Bangladesh and Myanmar officials signed a bilateral agreement to work to repatriate the over half-million refugees months ago, and not one has successfully returned to Myanmar as of April.
Win Myat Aye credits the delays to logistical flaws in the repatriation application forms of the Muslim Rohingya Refugees.
“It didn’t turn out the way we expected it to,” Myat Aye said. “If the refugees had filled out the forms according to the agreement, the process would be faster than it is right now.”
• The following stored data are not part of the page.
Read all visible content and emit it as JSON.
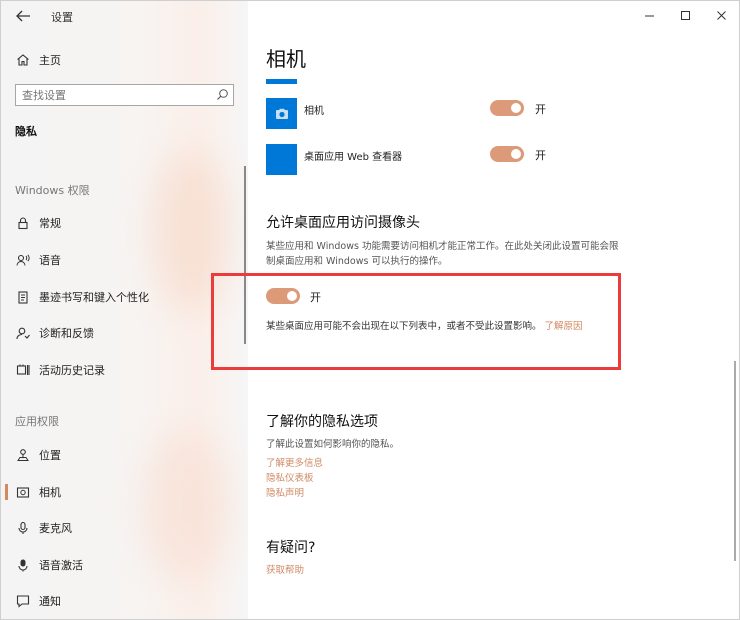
{
  "window": {
    "title": "设置",
    "controls": {
      "minimize": "minimize-icon",
      "maximize": "maximize-icon",
      "close": "close-icon"
    }
  },
  "sidebar": {
    "home_label": "主页",
    "search_placeholder": "查找设置",
    "privacy_heading": "隐私",
    "windows_permissions_label": "Windows 权限",
    "windows_items": [
      {
        "label": "常规",
        "icon": "lock-icon"
      },
      {
        "label": "语音",
        "icon": "speech-icon"
      },
      {
        "label": "墨迹书写和键入个性化",
        "icon": "notepad-icon"
      },
      {
        "label": "诊断和反馈",
        "icon": "diagnostics-icon"
      },
      {
        "label": "活动历史记录",
        "icon": "history-icon"
      }
    ],
    "app_permissions_label": "应用权限",
    "app_items": [
      {
        "label": "位置",
        "icon": "location-icon"
      },
      {
        "label": "相机",
        "icon": "camera-icon",
        "active": true
      },
      {
        "label": "麦克风",
        "icon": "microphone-icon"
      },
      {
        "label": "语音激活",
        "icon": "voice-activation-icon"
      },
      {
        "label": "通知",
        "icon": "notification-icon"
      }
    ]
  },
  "main": {
    "page_title": "相机",
    "apps": [
      {
        "name": "相机",
        "toggle_state": "开"
      },
      {
        "name": "桌面应用 Web 查看器",
        "toggle_state": "开"
      }
    ],
    "desktop_section": {
      "heading": "允许桌面应用访问摄像头",
      "description": "某些应用和 Windows 功能需要访问相机才能正常工作。在此处关闭此设置可能会限制桌面应用和 Windows 可以执行的操作。",
      "toggle_state": "开",
      "note": "某些桌面应用可能不会出现在以下列表中，或者不受此设置影响。",
      "learn_more": "了解原因"
    },
    "privacy_options": {
      "title": "了解你的隐私选项",
      "description": "了解此设置如何影响你的隐私。",
      "links": [
        "了解更多信息",
        "隐私仪表板",
        "隐私声明"
      ]
    },
    "question": {
      "title": "有疑问?",
      "link": "获取帮助"
    }
  },
  "colors": {
    "accent": "#0078d7",
    "toggle_on": "#dd9a79",
    "link": "#d08a64",
    "highlight_border": "#ec3b3b"
  }
}
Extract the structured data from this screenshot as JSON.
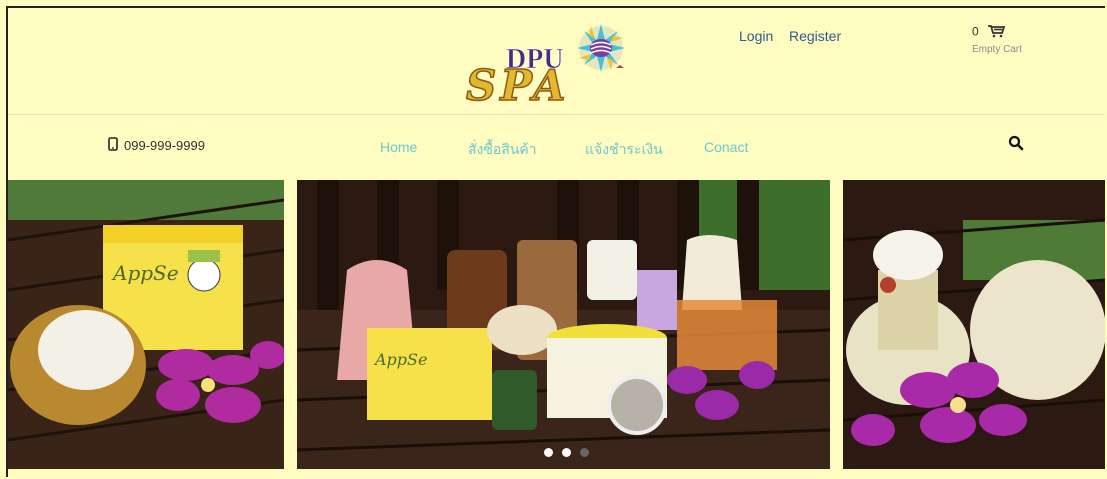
{
  "brand": {
    "logo_top": "DPU",
    "logo_bottom": "SPA"
  },
  "header": {
    "login": "Login",
    "register": "Register",
    "cart_count": "0",
    "cart_empty": "Empty Cart"
  },
  "nav": {
    "phone": "099-999-9999",
    "items": [
      {
        "label": "Home"
      },
      {
        "label": "สั่งซื้อสินค้า"
      },
      {
        "label": "แจ้งชำระเงิน"
      },
      {
        "label": "Conact"
      }
    ]
  },
  "carousel": {
    "slides": 3,
    "dots": 3,
    "active_dot": 1,
    "product_label": "AppSe"
  },
  "colors": {
    "background": "#fffcc2",
    "nav_link": "#6cc9cf",
    "auth_link": "#2e5d8a",
    "dark": "#222222"
  },
  "icons": {
    "phone": "phone-icon",
    "cart": "cart-icon",
    "search": "search-icon"
  }
}
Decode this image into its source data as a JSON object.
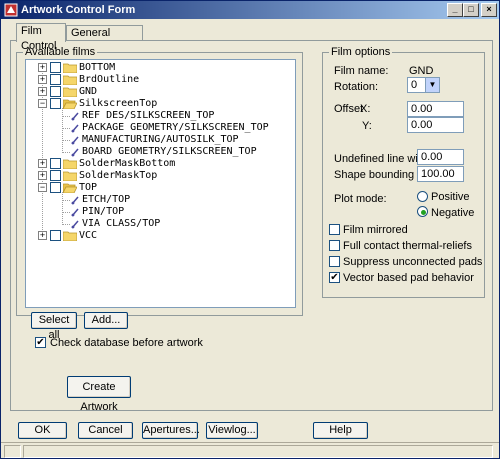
{
  "window": {
    "title": "Artwork Control Form"
  },
  "tabs": [
    {
      "label": "Film Control",
      "active": true
    },
    {
      "label": "General Parameters",
      "active": false
    }
  ],
  "available_films": {
    "legend": "Available films",
    "nodes": [
      {
        "label": "BOTTOM",
        "expanded": false,
        "depth": 0,
        "type": "folder"
      },
      {
        "label": "BrdOutline",
        "expanded": false,
        "depth": 0,
        "type": "folder"
      },
      {
        "label": "GND",
        "expanded": false,
        "depth": 0,
        "type": "folder"
      },
      {
        "label": "SilkscreenTop",
        "expanded": true,
        "depth": 0,
        "type": "folder"
      },
      {
        "label": "REF DES/SILKSCREEN_TOP",
        "depth": 1,
        "type": "leaf"
      },
      {
        "label": "PACKAGE GEOMETRY/SILKSCREEN_TOP",
        "depth": 1,
        "type": "leaf"
      },
      {
        "label": "MANUFACTURING/AUTOSILK_TOP",
        "depth": 1,
        "type": "leaf"
      },
      {
        "label": "BOARD GEOMETRY/SILKSCREEN_TOP",
        "depth": 1,
        "type": "leaf"
      },
      {
        "label": "SolderMaskBottom",
        "expanded": false,
        "depth": 0,
        "type": "folder"
      },
      {
        "label": "SolderMaskTop",
        "expanded": false,
        "depth": 0,
        "type": "folder"
      },
      {
        "label": "TOP",
        "expanded": true,
        "depth": 0,
        "type": "folder"
      },
      {
        "label": "ETCH/TOP",
        "depth": 1,
        "type": "leaf"
      },
      {
        "label": "PIN/TOP",
        "depth": 1,
        "type": "leaf"
      },
      {
        "label": "VIA CLASS/TOP",
        "depth": 1,
        "type": "leaf"
      },
      {
        "label": "VCC",
        "expanded": false,
        "depth": 0,
        "type": "folder"
      }
    ],
    "select_all_label": "Select all",
    "add_label": "Add...",
    "check_db_label": "Check database before artwork",
    "check_db_checked": true,
    "create_artwork_label": "Create Artwork"
  },
  "film_options": {
    "legend": "Film options",
    "film_name_label": "Film name:",
    "film_name_value": "GND",
    "rotation_label": "Rotation:",
    "rotation_value": "0",
    "offset_label": "Offset",
    "offset_x_label": "X:",
    "offset_x_value": "0.00",
    "offset_y_label": "Y:",
    "offset_y_value": "0.00",
    "undefined_line_width_label": "Undefined line width:",
    "undefined_line_width_value": "0.00",
    "shape_bounding_box_label": "Shape bounding box:",
    "shape_bounding_box_value": "100.00",
    "plot_mode_label": "Plot mode:",
    "plot_mode_positive_label": "Positive",
    "plot_mode_negative_label": "Negative",
    "plot_mode_selected": "Negative",
    "options": [
      {
        "label": "Film mirrored",
        "checked": false
      },
      {
        "label": "Full contact thermal-reliefs",
        "checked": false
      },
      {
        "label": "Suppress unconnected pads",
        "checked": false
      },
      {
        "label": "Vector based pad behavior",
        "checked": true
      }
    ]
  },
  "footer": {
    "ok_label": "OK",
    "cancel_label": "Cancel",
    "apertures_label": "Apertures...",
    "viewlog_label": "Viewlog...",
    "help_label": "Help"
  },
  "colors": {
    "titlebar_start": "#0a246a",
    "titlebar_end": "#a6caf0",
    "folder": "#f5d66a",
    "dialog_bg": "#ece9d8"
  },
  "icons": {
    "app": "artwork-app-icon",
    "folder": "folder-icon",
    "leaf": "film-layer-icon"
  }
}
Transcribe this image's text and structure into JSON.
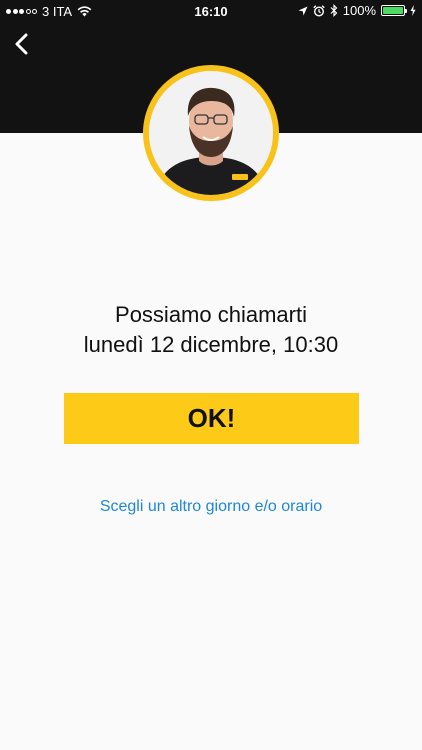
{
  "status_bar": {
    "signal_full": 3,
    "signal_total": 5,
    "carrier": "3 ITA",
    "time": "16:10",
    "battery": "100%",
    "battery_level": 1.0
  },
  "nav": {
    "back_icon": "chevron-left-icon"
  },
  "avatar": {
    "icon": "agent-photo",
    "ring_color": "#f9c21a"
  },
  "message": {
    "line1": "Possiamo chiamarti",
    "line2": "lunedì 12 dicembre, 10:30"
  },
  "actions": {
    "confirm_label": "OK!",
    "confirm_color": "#fcca17",
    "alternate_label": "Scegli un altro giorno e/o orario",
    "link_color": "#1f87d9"
  }
}
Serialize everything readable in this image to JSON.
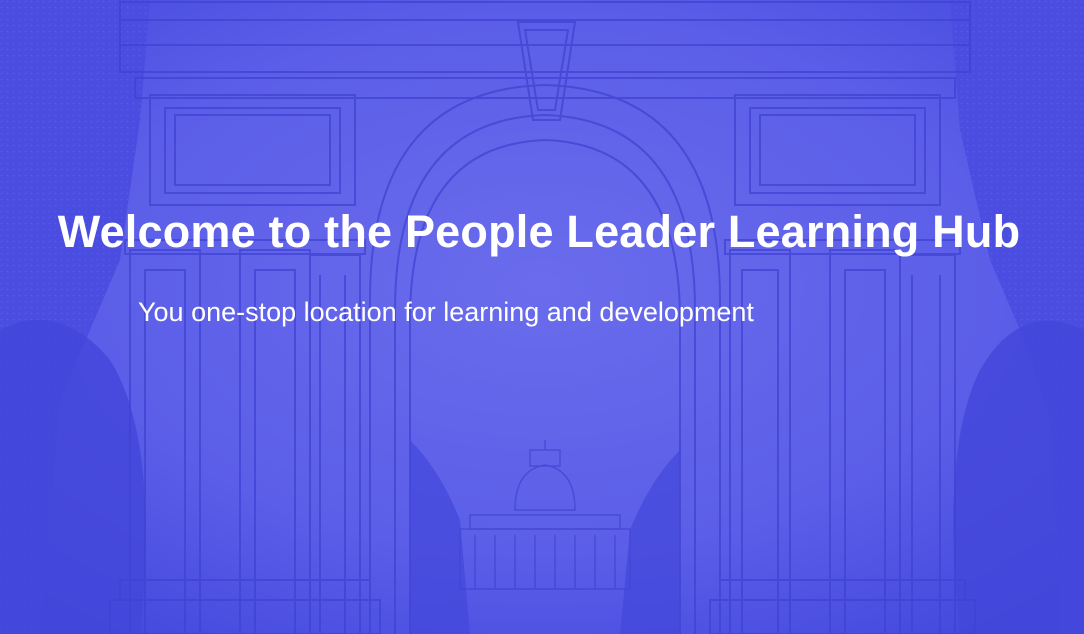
{
  "hero": {
    "title": "Welcome to the People Leader Learning Hub",
    "subtitle": "You one-stop location for learning and development",
    "background_image": "arch-building-illustration",
    "overlay_color": "#5256e6",
    "text_color": "#ffffff"
  }
}
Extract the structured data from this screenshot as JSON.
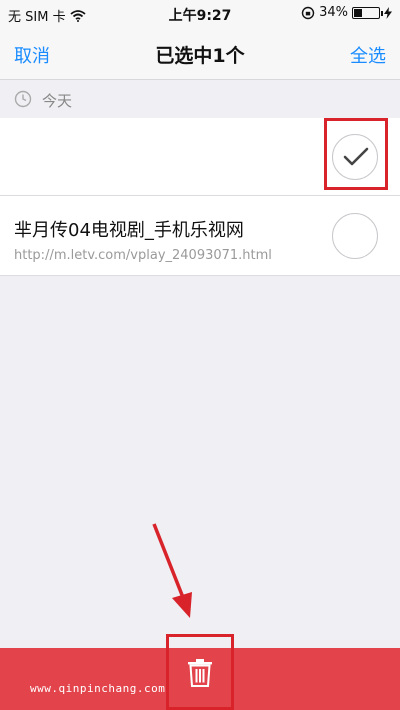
{
  "status_bar": {
    "carrier": "无 SIM 卡",
    "time": "上午9:27",
    "battery_percent": "34%",
    "battery_level": 0.34,
    "icons": [
      "wifi-icon",
      "orientation-lock-icon",
      "battery-icon",
      "charging-icon"
    ]
  },
  "nav": {
    "cancel_label": "取消",
    "title": "已选中1个",
    "select_all_label": "全选"
  },
  "section": {
    "label": "今天",
    "icon": "clock-icon"
  },
  "items": [
    {
      "title": "",
      "url": "",
      "selected": true
    },
    {
      "title": "芈月传04电视剧_手机乐视网",
      "url": "http://m.letv.com/vplay_24093071.html",
      "selected": false
    }
  ],
  "bottom_bar": {
    "action_icon": "trash-icon",
    "watermark": "www.qinpinchang.com"
  },
  "colors": {
    "accent": "#1a8cff",
    "delete_bar": "#e3444c",
    "annotation": "#d8232a"
  }
}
New infrastructure and refugee processing centers have been constructed in the Rakhine State to house those returning, but there are also additional military bases on site, according to a report published by Amnesty International.
Some local councilors also suggested that there are Buddhist and Christian families from the ethnic Marma and Mro tribes being recruited from Bangladesh and paid to settle in the Rakhine state, in exchange for land and food provisions.
“They are going there to fill up the land vacated by the Rohingya who have left Burma (Myanmar),” local councilor Muing Swi Thwee told AFP news agency on April 2.
On Thursday, minister Myat Aye will travel to Dhaka and continue to discuss repatriation plans with the Bangladesh minister of foreign affairs.